Profissionais da rede municipal de ensino contratados em 2020 têm contrato rescindido em Pará de Minas

Resolução, publicada em 25 de maio, vale para professores auxiliares e da educação básica I, II e III, serventes e profissionais de apoio. Sindicato diz que cerca de 130 pessoas ficarão desempregadas; G1 entrou em contato com a Prefeitura. Os profissionais contratados para o ano de 2020 na rede municipal de ensino, em Pará de Minas, tiveram o contrato rescindido pela Prefeitura. De acordo com a resolução, publicada no dia 25 de maio, a medida vale para professores auxiliares e da educação básica I, II e III, serventes e profissionais de apoio.
O Sindicato dos Trabalhadores do Serviço Público (Sitraserp) informou que cerca de 130 profissionais da Educação ficarão desempregados com a decisão. Um ofício foi encaminhado à Secretaria de Educação pela Câmara que justificou o corte pela “desnecessidade” dos profissionais.
O sindicato informou que, caso o Executivo mantenha a medida de dispensa, fará uma notificação ao Ministério Público de Minas Gerais (MPMG). O G1 entrou em contato com a Prefeitura que informou que a situação está sendo analisada.
Regulamento
A decisão da Prefeitura, segundo consta no documento assinado pela secretária de Educação Marluce de Sousa Coelho, foi baseada nas incertezas causadas pela pandemia e na redução total de alunos nas escolas municipais e, com isso, a “desnecessidade” dos profissionais que tiveram os contratos rescindidos.
O documento justifica ainda que é legal a rescisão de contrato administrativo temporário antes do prazo final, sobretudo pela pandemia do novo coronavírus, que impactou as aulas presenciais e a presença dos professores em aula.
Justifica ainda que não é possível a suspensão de contratos temporários por prazo determinado e nem a redução da remuneração aos profissionais.
Sindicato
A presidente do Sitraserp, Tânia Valeriano, afirmou ao G1 que fez um requerimento solicitando explicações do prefeito e da secretária de Educação.
“O impacto social é grande, considerando o momento atual que estamos enfrentando. Cerca de quase 130 profissionais da Educação ficariam desempregados. Destes, 108 são profissionais que atuam como Professor de Apoio às crianças e adolescentes que têm deficiência”, explicou.
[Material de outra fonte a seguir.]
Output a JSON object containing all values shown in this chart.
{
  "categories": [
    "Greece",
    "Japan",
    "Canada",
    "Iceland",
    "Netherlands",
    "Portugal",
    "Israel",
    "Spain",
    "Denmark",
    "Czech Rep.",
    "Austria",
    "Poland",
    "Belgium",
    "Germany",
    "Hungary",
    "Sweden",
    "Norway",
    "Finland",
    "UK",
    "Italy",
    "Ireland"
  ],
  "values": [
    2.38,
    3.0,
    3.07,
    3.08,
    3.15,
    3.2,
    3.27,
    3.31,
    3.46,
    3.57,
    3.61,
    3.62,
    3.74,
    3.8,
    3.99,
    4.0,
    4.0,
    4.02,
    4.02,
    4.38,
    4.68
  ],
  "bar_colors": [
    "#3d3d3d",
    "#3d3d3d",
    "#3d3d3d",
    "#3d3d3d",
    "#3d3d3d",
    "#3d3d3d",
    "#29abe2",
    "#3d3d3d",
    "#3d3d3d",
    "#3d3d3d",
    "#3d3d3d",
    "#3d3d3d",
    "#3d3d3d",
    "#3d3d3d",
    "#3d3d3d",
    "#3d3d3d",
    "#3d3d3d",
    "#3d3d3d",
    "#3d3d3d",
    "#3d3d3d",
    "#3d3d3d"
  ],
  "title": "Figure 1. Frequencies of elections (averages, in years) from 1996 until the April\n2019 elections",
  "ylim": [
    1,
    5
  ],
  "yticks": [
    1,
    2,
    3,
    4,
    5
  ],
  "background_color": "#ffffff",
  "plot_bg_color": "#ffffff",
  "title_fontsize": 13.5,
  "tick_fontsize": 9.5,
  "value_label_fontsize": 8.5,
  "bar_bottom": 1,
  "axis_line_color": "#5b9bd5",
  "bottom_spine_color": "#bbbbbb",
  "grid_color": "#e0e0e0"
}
Tânia ressaltou que ainda não teve resposta do requerimento enviado à Prefeitura e que, caso seja mantida a decisão, notificará o Ministério Público de Minas Gerais (MPMG).
“Outra medida é a notificação ao Ministério Público, caso o executivo continue com essa medida de dispensa. Não há justificativa para tal medida. A verba que paga esses profissionais vem do recurso do Fundo de Manutenção e Desenvolvimento da Educação Básica (Fundeb). Sabemos que houve uma queda na arrecadação e consequentemente uma diminuição em torno de aproximadamente 20% no fundo, mas isso não justifica essa demissão”, completou.
Ofício
Os professores procuraram a Câmara de Pará de Minas, no dia 27 de maio, e os vereadores encaminharam um ofício para a Secretaria de Educação. Os vereadores pediram no documento que a decisão fosse revista e que os contratos fossem mantidos enquanto durar a pandemia do novo coronavírus.
A justificativa dos parlamentares é o impacto negativo que terão as demissões. Segundo o documento, é impossível que, neste momento, os profissionais consigam outros trabalhos e que, muitos deles, são a base das famílias.
“Dispensá-los no atual contexto é desumano e até uma covardia”, informou o texto do ofício.
Os vereadores explicaram no ofício que, passadas as restrições, o funcionamento das escolas voltará ao normal. Diante disso, a Prefeitura poderá ter complicações para a contratação por estar no período eleitoral.
Em resposta, a Secretaria de Educação informou que, com o retorno dos teletrabalhos, com as aulas remotas, foi feito um levantamento nas instituições escolares da cidade para fazer a relação de quais escolas tinham contratado professores em substituição para evitar o número excedente de profissionais para atendimento aos alunos.
Informou que, onde houver necessidade, por substituição em caso de afastamentos e cargos vagos, serão mantidos os contratos de profissionais. E que a manutenção do contrato dos profissionais de apoio, no caso em que os alunos tenham condições.